O empresário Ronaldo Sodré Santoro surpreendeu o mercado de leilões há pouco mais de duas décadas, ao trocar o trabalho na tradicional Casa Sodré Santoro, da sua família, por um projeto de pregões na internet. À época, chegou a ser desacreditado por outros profissionais do setor. Com apoio financeiro do Unibanco, no ano 2000 ele fundou o Superbid, que veio a se tornar um dos maiores portais do segmento na América Latina.
Passados 18 anos, ele deixou a Superbid para desenvolver uma rede colaborativa de leilões, a Bom Valor. Com investimento inicial de R$ 8 milhões, a plataforma se apresenta como a maior disrupção do setor, por aplicar a tecnologia blockchain, a mesma usada nas criptomoedas, com códigos gerados digitalmente para tornar a transações seguras, rastreáveis e transparentes. “Com o crescimento da plataforma, nossa meta é, em cinco anos, atingir R$ 100 bilhões em transações de mercadorias entre bens móveis e imóveis provenientes de alienação judicial, fiduciária ou patrimônio, sendo público ou privado”, disse Santoro.

Na Bom Valor, todo o processo para a realização do leilão é ambarcado na plataforma, que controla desde a etapa de identificação do vendedor e do produto até o arremate final e o pagamento por parte do comprador. “É como se fosse um grande cartório de registro com a fé pública do leiloeiro para documentar as transações”, disse Santoro. Segundo ele, todos conseguem visualizar cada etapa. “Isso passa mais segurança aos envolvidos.”

“NÃO FUI EU” Santoro afirmou que uma das primeiras iniciativas após o lançamento da plataforma foi a criação de uma identidade digital blockchain (ID Bom Valor) que pode ser baixada no celular pelo consumidor, pelo leiloeiro e pelos demais envolvidos no processo. Todos são obrigados a utilizar a identidade do celular para entrar no sistema. “Essa identidade é um algoritmo único. Consigo comprovar a sua entrada no sistema. Isso garante a segurança das operações. Não dá para dizer ‘não fui eu’”.
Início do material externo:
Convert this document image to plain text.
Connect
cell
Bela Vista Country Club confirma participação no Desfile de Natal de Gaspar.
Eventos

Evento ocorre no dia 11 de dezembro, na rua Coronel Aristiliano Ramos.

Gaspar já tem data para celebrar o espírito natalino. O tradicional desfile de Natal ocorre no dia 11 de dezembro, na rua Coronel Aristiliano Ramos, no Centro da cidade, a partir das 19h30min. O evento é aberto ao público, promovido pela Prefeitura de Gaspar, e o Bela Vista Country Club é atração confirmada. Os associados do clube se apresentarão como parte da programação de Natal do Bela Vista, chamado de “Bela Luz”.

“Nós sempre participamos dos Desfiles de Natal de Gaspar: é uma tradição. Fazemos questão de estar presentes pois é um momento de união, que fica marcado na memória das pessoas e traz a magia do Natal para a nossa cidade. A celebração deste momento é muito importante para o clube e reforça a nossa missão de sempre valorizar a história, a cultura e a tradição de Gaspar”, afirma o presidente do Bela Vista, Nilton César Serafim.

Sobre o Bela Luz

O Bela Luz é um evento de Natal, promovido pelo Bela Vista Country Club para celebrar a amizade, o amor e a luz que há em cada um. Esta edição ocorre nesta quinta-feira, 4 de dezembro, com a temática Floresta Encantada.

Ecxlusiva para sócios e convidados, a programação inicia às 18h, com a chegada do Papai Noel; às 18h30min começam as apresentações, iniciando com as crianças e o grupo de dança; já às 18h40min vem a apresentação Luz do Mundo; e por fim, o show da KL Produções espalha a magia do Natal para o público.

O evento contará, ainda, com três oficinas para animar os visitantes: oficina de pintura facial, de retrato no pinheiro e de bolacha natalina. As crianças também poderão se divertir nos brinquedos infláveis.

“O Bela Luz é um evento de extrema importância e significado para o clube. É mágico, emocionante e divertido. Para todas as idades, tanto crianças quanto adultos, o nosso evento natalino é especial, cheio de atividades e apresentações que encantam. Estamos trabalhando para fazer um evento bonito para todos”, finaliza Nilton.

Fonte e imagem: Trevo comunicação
Inicialmente, o empresário pretende agregar ao projeto os cerca de 1,6 mil leiloeiros oficiais no Brasil, mas estima que o número possa “crescer bastante”. Cerca de 50 deles já estão inseridos na Bom Valor e devem movimentar cerca de R$ 4 bilhões em negócios em três anos — em 2020, já foram R$ 700 milhões. “É transacionado cerca de R$ 1 bilhão por ano com o leilão de aproximadamente 60 mil itens”, disse Santoro, que mira transformar a profissão do leiloeiro. “Eles terão mais força e poderão alcançar níveis nunca atingidos.”

Para Vicente de Paulo Albuquerque, bacharel em direito e leiloeiro oficial há 25 anos, o uso da nova tecnologia é positivo para o setor. “Vejo com bons olhos a iniciativa da Rede Bom Valor. Traz segurança ao processo e inovação ao segmento”, disse Albuquerque, que preside a Associação da Leiloaria Oficial do Brasil (Aleibras). Dados da entidade revelam que, desde o início da pandemia, houve um aumento expressivo das transações por meio de leilão. Apenas no segmento automotivo, as transações saltaram 50% no número nos últimos meses. “Nunca se vendeu tanto carro como agora. O objetivo é garantir liquidez”, afirmou, revelando que, em alguns casos, os veículos têm sido comercializados a preços até superiores aos praticados no mercado. “Normalmente, se o carro está em bom estado de conservação, o valor praticado corresponde a 80% da tabela da Fundação Instituto de Pesquisas Econômicas (Fipe). Mas há casos em que foram pagos valores acima da tabela.”

O leilão de veículos movimenta cerca de R$ 15 bilhões por ano, segundo o executivo. Devido aos protocolos de segurança adotados em decorrência da Covid-19, muitas pessoas que utilizavam transporte por aplicativo optaram pela compra do primeiro ou até do segundo carro. Apesar da procura em alta, Albuquerque afirmou que o número de aquisições de veículos em leilões no Brasil é muito baixo em comparação a outros países, como os Estados Unidos. “Lá, 95% dos carros usados circulam por leilões. No Brasil, esse índice é de 6%.” Segundo o presidente da Aleibras, a pandemia não prejudicou o setor, que há dez anos já estava digitalizado. “Mesmo antes do coronavírus, 95% dos leilões já aconteciam on-line e apenas 5% de maneira presencial.” Nesse cenário digital, a Bom Valor pode definir o futuro dos leilões.